In hindsight, the event was prescient: A March 9 panel at BC Law on ending mass incarceration while emphasizing the importance of crime prevention and rehabilitation. The message? That our criminal justice system has become a trap that places individuals with mental illnesses and substance abuse problems, among others, in a vicious and perpetual cycle of punishment.
The all-star panel of Massachusetts law enforcement officials and lawmakers convened for the Rappaport Center for Law and Public Policy mere months before a black man, George Floyd, was killed by a white Minneapolis policeman, triggering a nationwide outcry against racism and a renewed call for criminal justice reform.
The panel comprised US Senator Edward Markey ’72 (above right), Suffolk County District Attorney Rachael Rollins, Middlesex County District Attorney Marian Ryan ’79 (above left), Middlesex Sheriff Peter J. Koutoujian, and moderator Will Brownsberger, a Massachusetts state senator.
“We have an incredibly high recidivism rate for some low-level crimes. If we were manufacturing cars, we’d be shut down immediately.
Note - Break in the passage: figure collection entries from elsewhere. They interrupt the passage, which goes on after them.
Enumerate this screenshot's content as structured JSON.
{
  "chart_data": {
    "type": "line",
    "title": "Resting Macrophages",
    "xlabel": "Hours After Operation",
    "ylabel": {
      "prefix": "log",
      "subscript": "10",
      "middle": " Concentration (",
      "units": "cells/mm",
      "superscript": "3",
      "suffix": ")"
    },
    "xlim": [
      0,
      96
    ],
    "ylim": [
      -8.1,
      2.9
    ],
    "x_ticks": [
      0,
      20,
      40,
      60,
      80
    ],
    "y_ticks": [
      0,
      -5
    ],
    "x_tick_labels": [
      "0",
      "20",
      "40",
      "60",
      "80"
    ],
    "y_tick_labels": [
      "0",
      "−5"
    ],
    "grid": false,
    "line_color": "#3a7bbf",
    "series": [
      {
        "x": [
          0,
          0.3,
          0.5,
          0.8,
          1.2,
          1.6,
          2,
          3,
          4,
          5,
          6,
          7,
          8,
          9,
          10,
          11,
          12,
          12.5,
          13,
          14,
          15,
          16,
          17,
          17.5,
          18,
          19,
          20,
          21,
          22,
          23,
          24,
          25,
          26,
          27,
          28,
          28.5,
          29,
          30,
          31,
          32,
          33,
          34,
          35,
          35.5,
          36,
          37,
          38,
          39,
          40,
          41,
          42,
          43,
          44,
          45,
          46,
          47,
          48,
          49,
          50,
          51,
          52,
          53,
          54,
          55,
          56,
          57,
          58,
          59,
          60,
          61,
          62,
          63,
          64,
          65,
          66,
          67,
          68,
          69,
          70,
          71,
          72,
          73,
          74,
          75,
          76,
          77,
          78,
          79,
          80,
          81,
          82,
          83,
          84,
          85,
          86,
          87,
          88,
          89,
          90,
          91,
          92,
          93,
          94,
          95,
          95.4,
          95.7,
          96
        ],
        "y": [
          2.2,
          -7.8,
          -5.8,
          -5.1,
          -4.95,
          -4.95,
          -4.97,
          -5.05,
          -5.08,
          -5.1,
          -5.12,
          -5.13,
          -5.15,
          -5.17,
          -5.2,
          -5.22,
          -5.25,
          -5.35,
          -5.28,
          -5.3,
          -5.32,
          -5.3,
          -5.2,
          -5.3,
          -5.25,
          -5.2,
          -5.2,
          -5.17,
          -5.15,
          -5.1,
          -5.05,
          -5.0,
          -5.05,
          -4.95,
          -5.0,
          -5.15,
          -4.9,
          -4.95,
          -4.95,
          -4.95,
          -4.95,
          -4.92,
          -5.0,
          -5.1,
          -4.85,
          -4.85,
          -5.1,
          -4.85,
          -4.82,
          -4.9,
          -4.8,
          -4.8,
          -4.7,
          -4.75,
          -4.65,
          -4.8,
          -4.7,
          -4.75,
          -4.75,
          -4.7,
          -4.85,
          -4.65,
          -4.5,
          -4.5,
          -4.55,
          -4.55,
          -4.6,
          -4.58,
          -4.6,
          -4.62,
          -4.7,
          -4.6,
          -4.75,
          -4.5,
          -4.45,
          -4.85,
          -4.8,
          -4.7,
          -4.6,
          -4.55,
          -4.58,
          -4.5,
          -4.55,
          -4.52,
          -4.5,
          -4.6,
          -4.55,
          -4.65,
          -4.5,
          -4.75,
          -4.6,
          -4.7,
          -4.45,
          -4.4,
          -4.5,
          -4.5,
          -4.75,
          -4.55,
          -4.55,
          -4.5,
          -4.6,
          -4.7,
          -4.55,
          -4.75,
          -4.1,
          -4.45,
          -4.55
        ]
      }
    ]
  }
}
If you have a 67 percent failure rate as a car manufacturer, you wouldn’t be able to make cars anymore.” —Suffolk County (Mass.) District Attorney Rachel Rollins
Their March observations, statistically astute and systemically damning, are haunting in the context of Floyd’s death in May. “We incarcerated two million, mostly African American men, in the 1990s,” Senator Markey said. “We owe an apology to an entire generation of young African American men. The system failed them.”
DA Rollins said the criminal justice system—the “last catch basin at the end of several failing systems”—is not broken but rather has been working exactly how it was designed to work, resulting in unacceptably high recidivism rates. “We have an incredibly high recidivism rate for some low-level crimes,” Rollins said. “If we were manufacturing cars, we’d be shut down immediately. If you have a 67 percent failure rate as a car manufacturer, you wouldn’t be able to make cars anymore.”
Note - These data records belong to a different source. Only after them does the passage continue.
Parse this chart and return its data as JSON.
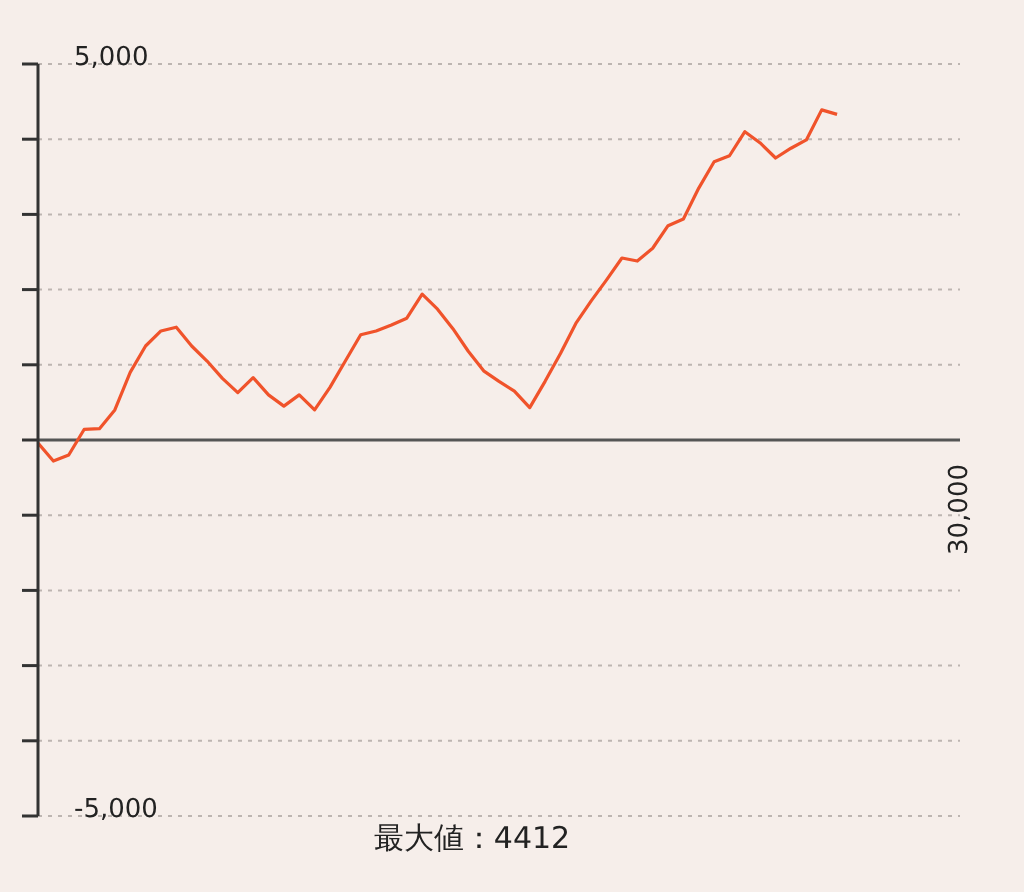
{
  "chart_data": {
    "type": "line",
    "annotations": [
      "最大値：4412",
      "30,000"
    ],
    "categories": [
      null,
      null,
      null,
      null,
      null,
      null,
      null,
      null,
      null,
      null,
      null,
      null,
      null,
      null,
      null,
      null,
      null,
      null,
      null,
      null,
      null,
      null,
      null,
      null,
      null,
      null,
      null,
      null,
      null,
      null,
      null,
      null,
      null,
      null,
      null,
      null,
      null,
      null,
      null,
      null,
      null,
      null,
      null,
      null,
      null,
      null,
      null,
      null,
      null,
      null,
      null,
      null,
      null,
      null,
      null,
      null,
      null,
      null,
      null,
      null,
      null
    ],
    "series": [
      {
        "color": "#f0532b",
        "values": [
          -40,
          -280,
          -200,
          140,
          150,
          400,
          900,
          1250,
          1450,
          1500,
          1250,
          1050,
          820,
          630,
          830,
          600,
          450,
          600,
          400,
          700,
          1050,
          1400,
          1450,
          1530,
          1620,
          1940,
          1740,
          1480,
          1180,
          920,
          780,
          650,
          430,
          780,
          1150,
          1550,
          1850,
          2130,
          2420,
          2380,
          2550,
          2850,
          2940,
          3350,
          3700,
          3780,
          4100,
          3950,
          3750,
          3880,
          3990,
          4390,
          4330,
          null,
          null,
          null,
          null,
          null,
          null,
          null,
          null
        ]
      }
    ],
    "ylim": [
      -5000,
      5000
    ],
    "yticks": [
      {
        "value": -5000,
        "label": "-5,000"
      },
      {
        "value": -4000,
        "label": null
      },
      {
        "value": -3000,
        "label": null
      },
      {
        "value": -2000,
        "label": null
      },
      {
        "value": -1000,
        "label": null
      },
      {
        "value": 0,
        "label": null
      },
      {
        "value": 1000,
        "label": null
      },
      {
        "value": 2000,
        "label": null
      },
      {
        "value": 3000,
        "label": null
      },
      {
        "value": 4000,
        "label": null
      },
      {
        "value": 5000,
        "label": "5,000"
      }
    ],
    "grid": "y",
    "marker": "none",
    "line_style": "solid"
  }
}
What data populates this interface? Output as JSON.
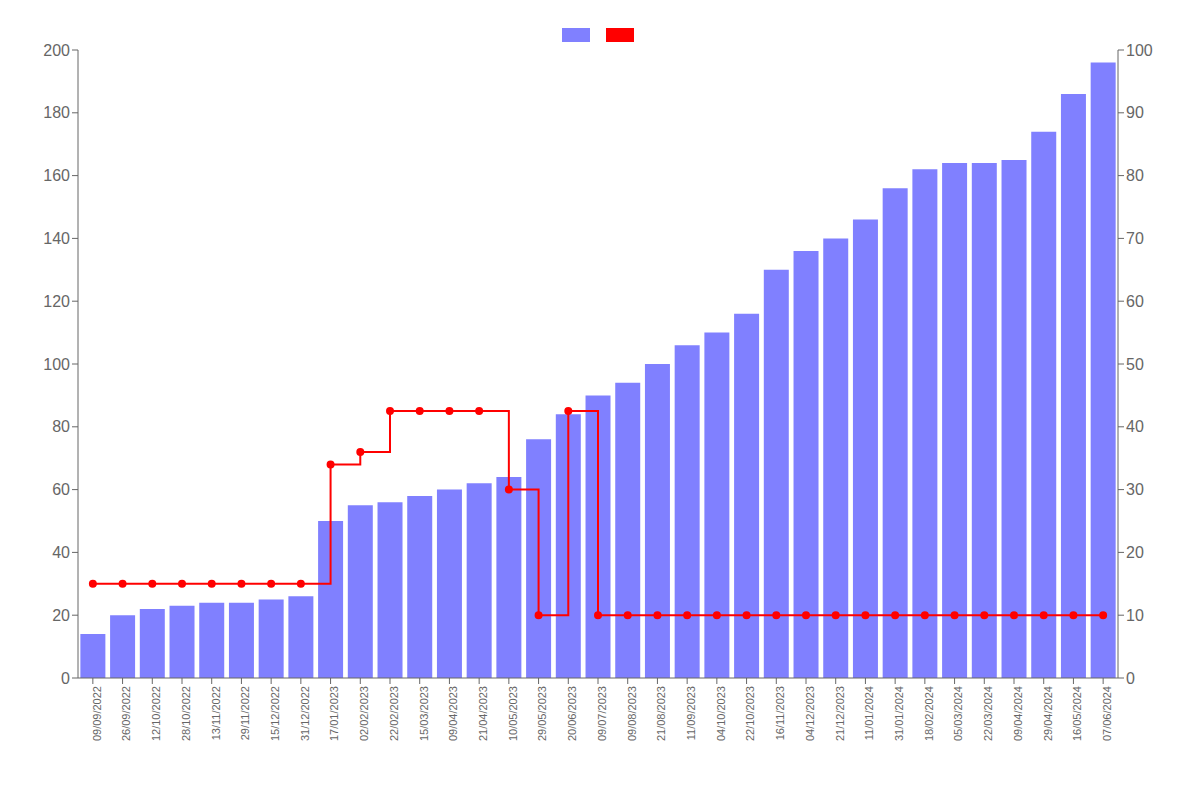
{
  "chart_data": {
    "type": "bar",
    "categories": [
      "09/09/2022",
      "26/09/2022",
      "12/10/2022",
      "28/10/2022",
      "13/11/2022",
      "29/11/2022",
      "15/12/2022",
      "31/12/2022",
      "17/01/2023",
      "02/02/2023",
      "22/02/2023",
      "15/03/2023",
      "09/04/2023",
      "21/04/2023",
      "10/05/2023",
      "29/05/2023",
      "20/06/2023",
      "09/07/2023",
      "09/08/2023",
      "21/08/2023",
      "11/09/2023",
      "04/10/2023",
      "22/10/2023",
      "16/11/2023",
      "04/12/2023",
      "21/12/2023",
      "11/01/2024",
      "31/01/2024",
      "18/02/2024",
      "05/03/2024",
      "22/03/2024",
      "09/04/2024",
      "29/04/2024",
      "16/05/2024",
      "07/06/2024"
    ],
    "series": [
      {
        "type": "bar",
        "color": "#8080ff",
        "values": [
          14,
          20,
          22,
          23,
          24,
          24,
          25,
          26,
          50,
          55,
          56,
          58,
          60,
          62,
          64,
          76,
          84,
          90,
          94,
          100,
          106,
          110,
          116,
          130,
          136,
          140,
          146,
          156,
          162,
          164,
          164,
          165,
          174,
          186,
          196
        ]
      },
      {
        "type": "line",
        "color": "#ff0000",
        "marker": "circle",
        "line_style": "step",
        "values": [
          30,
          30,
          30,
          30,
          30,
          30,
          30,
          30,
          68,
          72,
          85,
          85,
          85,
          85,
          60,
          20,
          85,
          20,
          20,
          20,
          20,
          20,
          20,
          20,
          20,
          20,
          20,
          20,
          20,
          20,
          20,
          20,
          20,
          20,
          20
        ]
      }
    ],
    "ylim": [
      0,
      200
    ],
    "yticks": [
      0,
      20,
      40,
      60,
      80,
      100,
      120,
      140,
      160,
      180,
      200
    ],
    "y2lim": [
      0,
      100
    ],
    "y2ticks": [
      0,
      10,
      20,
      30,
      40,
      50,
      60,
      70,
      80,
      90,
      100
    ],
    "grid": false,
    "legend": "top"
  }
}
Koutoujian, president of the Major County Sheriffs of America and the Massachusetts Sheriffs’ Association, said a one-size-fits-all approach to rehabilitation simply does not work. “There are some dangerous people in these facilities that we want to protect society from and maybe help them get through their time there, too,” Sheriff Koutoujian said. “But a lot of our population has issues that can be corrected with the right type of support.”
Likewise, the panel agreed that crime prevention should begin early on with education and support programs for troubled children and young adults. “We are a business that, unlike any other business, does not want repeat customers,” DA Ryan said. “The bulk of our work is figuring out how do we get in as early as possible and change people’s outlook, and help them with the things that very often lead them to the criminal justice system.”
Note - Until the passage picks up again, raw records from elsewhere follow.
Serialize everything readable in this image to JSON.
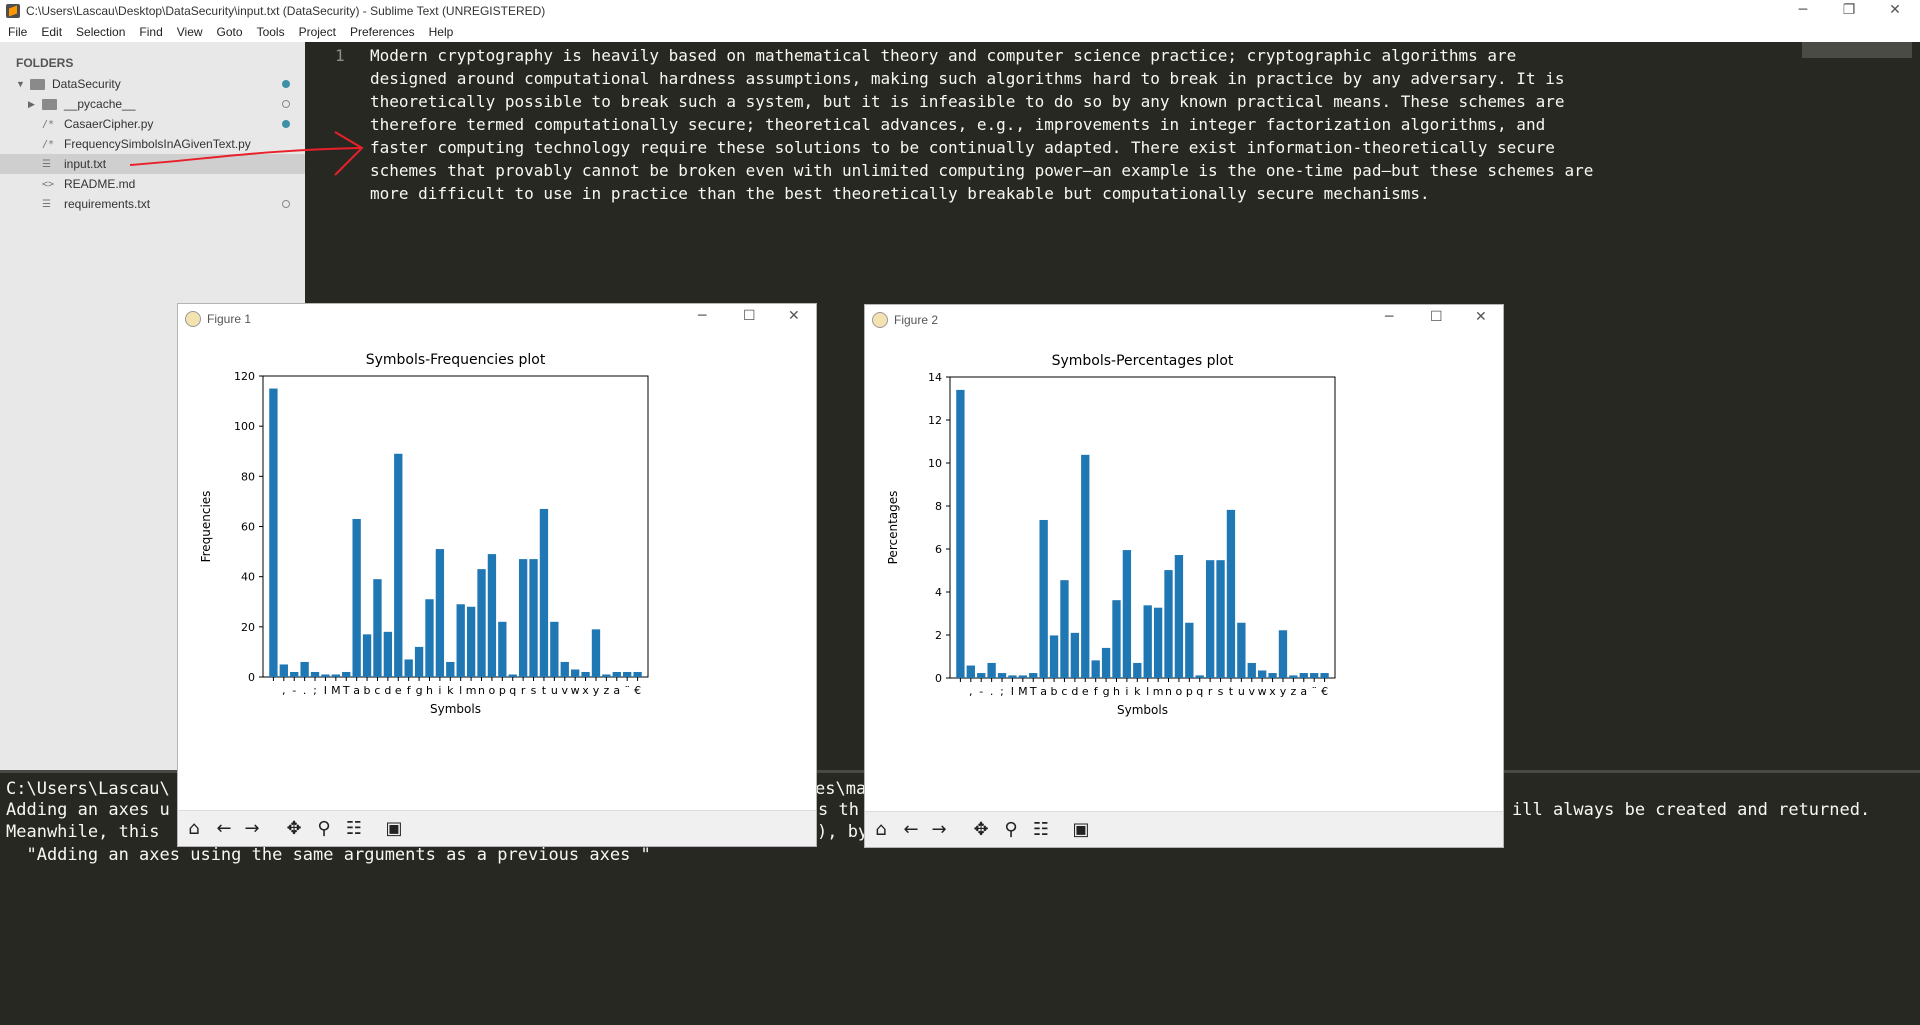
{
  "window": {
    "title": "C:\\Users\\Lascau\\Desktop\\DataSecurity\\input.txt (DataSecurity) - Sublime Text (UNREGISTERED)"
  },
  "menu": [
    "File",
    "Edit",
    "Selection",
    "Find",
    "View",
    "Goto",
    "Tools",
    "Project",
    "Preferences",
    "Help"
  ],
  "sidebar": {
    "header": "FOLDERS",
    "root": "DataSecurity",
    "items": [
      {
        "label": "__pycache__",
        "icon": "folder-icon"
      },
      {
        "label": "CasaerCipher.py",
        "icon": "python-file-icon"
      },
      {
        "label": "FrequencySimbolsInAGivenText.py",
        "icon": "python-file-icon"
      },
      {
        "label": "input.txt",
        "icon": "text-file-icon"
      },
      {
        "label": "README.md",
        "icon": "markdown-file-icon"
      },
      {
        "label": "requirements.txt",
        "icon": "text-file-icon"
      }
    ]
  },
  "editor": {
    "line_number": "1",
    "lines": [
      "Modern cryptography is heavily based on mathematical theory and computer science practice; cryptographic algorithms are",
      "designed around computational hardness assumptions, making such algorithms hard to break in practice by any adversary. It is",
      "theoretically possible to break such a system, but it is infeasible to do so by any known practical means. These schemes are",
      "therefore termed computationally secure; theoretical advances, e.g., improvements in integer factorization algorithms, and",
      "faster computing technology require these solutions to be continually adapted. There exist information-theoretically secure",
      "schemes that provably cannot be broken even with unlimited computing power—an example is the one-time pad—but these schemes are",
      "more difficult to use in practice than the best theoretically breakable but computationally secure mechanisms."
    ]
  },
  "console": {
    "lines": [
      {
        "left": "C:\\Users\\Lascau\\",
        "right": "es\\ma"
      },
      {
        "left": "Adding an axes u",
        "mid": "s th",
        "right": "ill always be created and returned."
      },
      {
        "left": "Meanwhile, this",
        "mid": "), by",
        "right": ""
      },
      {
        "left": "  \"Adding an axes using the same arguments as a previous axes \"",
        "right": ""
      }
    ]
  },
  "figures": [
    {
      "window_title": "Figure 1",
      "chart_data": {
        "type": "bar",
        "title": "Symbols-Frequencies plot",
        "xlabel": "Symbols",
        "ylabel": "Frequencies",
        "ylim": [
          0,
          120
        ],
        "yticks": [
          0,
          20,
          40,
          60,
          80,
          100,
          120
        ],
        "categories": [
          " ",
          ",",
          "-",
          ".",
          ";",
          "I",
          "M",
          "T",
          "a",
          "b",
          "c",
          "d",
          "e",
          "f",
          "g",
          "h",
          "i",
          "k",
          "l",
          "m",
          "n",
          "o",
          "p",
          "q",
          "r",
          "s",
          "t",
          "u",
          "v",
          "w",
          "x",
          "y",
          "z",
          "a",
          "¨",
          "€"
        ],
        "values": [
          115,
          5,
          2,
          6,
          2,
          1,
          1,
          2,
          63,
          17,
          39,
          18,
          89,
          7,
          12,
          31,
          51,
          6,
          29,
          28,
          43,
          49,
          22,
          1,
          47,
          47,
          67,
          22,
          6,
          3,
          2,
          19,
          1,
          2,
          2,
          2
        ],
        "grid": false
      }
    },
    {
      "window_title": "Figure 2",
      "chart_data": {
        "type": "bar",
        "title": "Symbols-Percentages plot",
        "xlabel": "Symbols",
        "ylabel": "Percentages",
        "ylim": [
          0,
          14
        ],
        "yticks": [
          0,
          2,
          4,
          6,
          8,
          10,
          12,
          14
        ],
        "categories": [
          " ",
          ",",
          "-",
          ".",
          ";",
          "I",
          "M",
          "T",
          "a",
          "b",
          "c",
          "d",
          "e",
          "f",
          "g",
          "h",
          "i",
          "k",
          "l",
          "m",
          "n",
          "o",
          "p",
          "q",
          "r",
          "s",
          "t",
          "u",
          "v",
          "w",
          "x",
          "y",
          "z",
          "a",
          "¨",
          "€"
        ],
        "values": [
          13.4,
          0.58,
          0.23,
          0.7,
          0.23,
          0.12,
          0.12,
          0.23,
          7.35,
          1.98,
          4.55,
          2.1,
          10.38,
          0.82,
          1.4,
          3.62,
          5.95,
          0.7,
          3.38,
          3.27,
          5.02,
          5.72,
          2.57,
          0.12,
          5.48,
          5.48,
          7.82,
          2.57,
          0.7,
          0.35,
          0.23,
          2.22,
          0.12,
          0.23,
          0.23,
          0.23
        ],
        "grid": false
      }
    }
  ],
  "colors": {
    "bar": "#1f77b4",
    "editor_bg": "#272822",
    "sidebar_bg": "#e8e8e8",
    "annotation": "#e8202a"
  }
}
OTHER RAPPAPORT CENTER EVENTS
Speaking from experience as the former first woman governor of Massachusetts, Jane Swift on January 15 launched her Jerome Lyle Rappaport Visiting Professorship at BC Law with a talk on how women in politics can leverage social media. Although it can be a particularly toxic environment for women, she said, social media generally acts as a “fundraising equalizer.”
US Representative Doug Collins (R-Ga.), ranking member of the House Judiciary Committee, participated on February 3 in a wide-ranging discussion on criminal justice reform, impeachment, and other hot political issues. Visiting Professor Jane Swift (R) led the questioning during which Collins emphasized the importance of bipartisanship even in a time of deep political divisions.
Rappaport’s May 19 webinar, “Helping Families and Children Cope with Covid,” brought together Harvard psychiatrists Michael Jellinek and Gene Beresin and psychologist Anne Fischel. While they acknowledged the difficulties of pandemic living, Fischel also saw a bright side, predicting we will experience “post-traumatic growth,” may value relationships more, and discover personal, internal strengths.
In early July, Rappaport presented “Covid-19 and Federalism: Opportunities and Challenges.” Webinar panelists were former US Solicitor General Donald Verrilli, Massachusetts State Solicitor Elizabeth “Bessie” N. Dewar, and Stanford Law Professor Michelle Mello. Dan Kanstroom, Rappaport Center faculty director, moderated.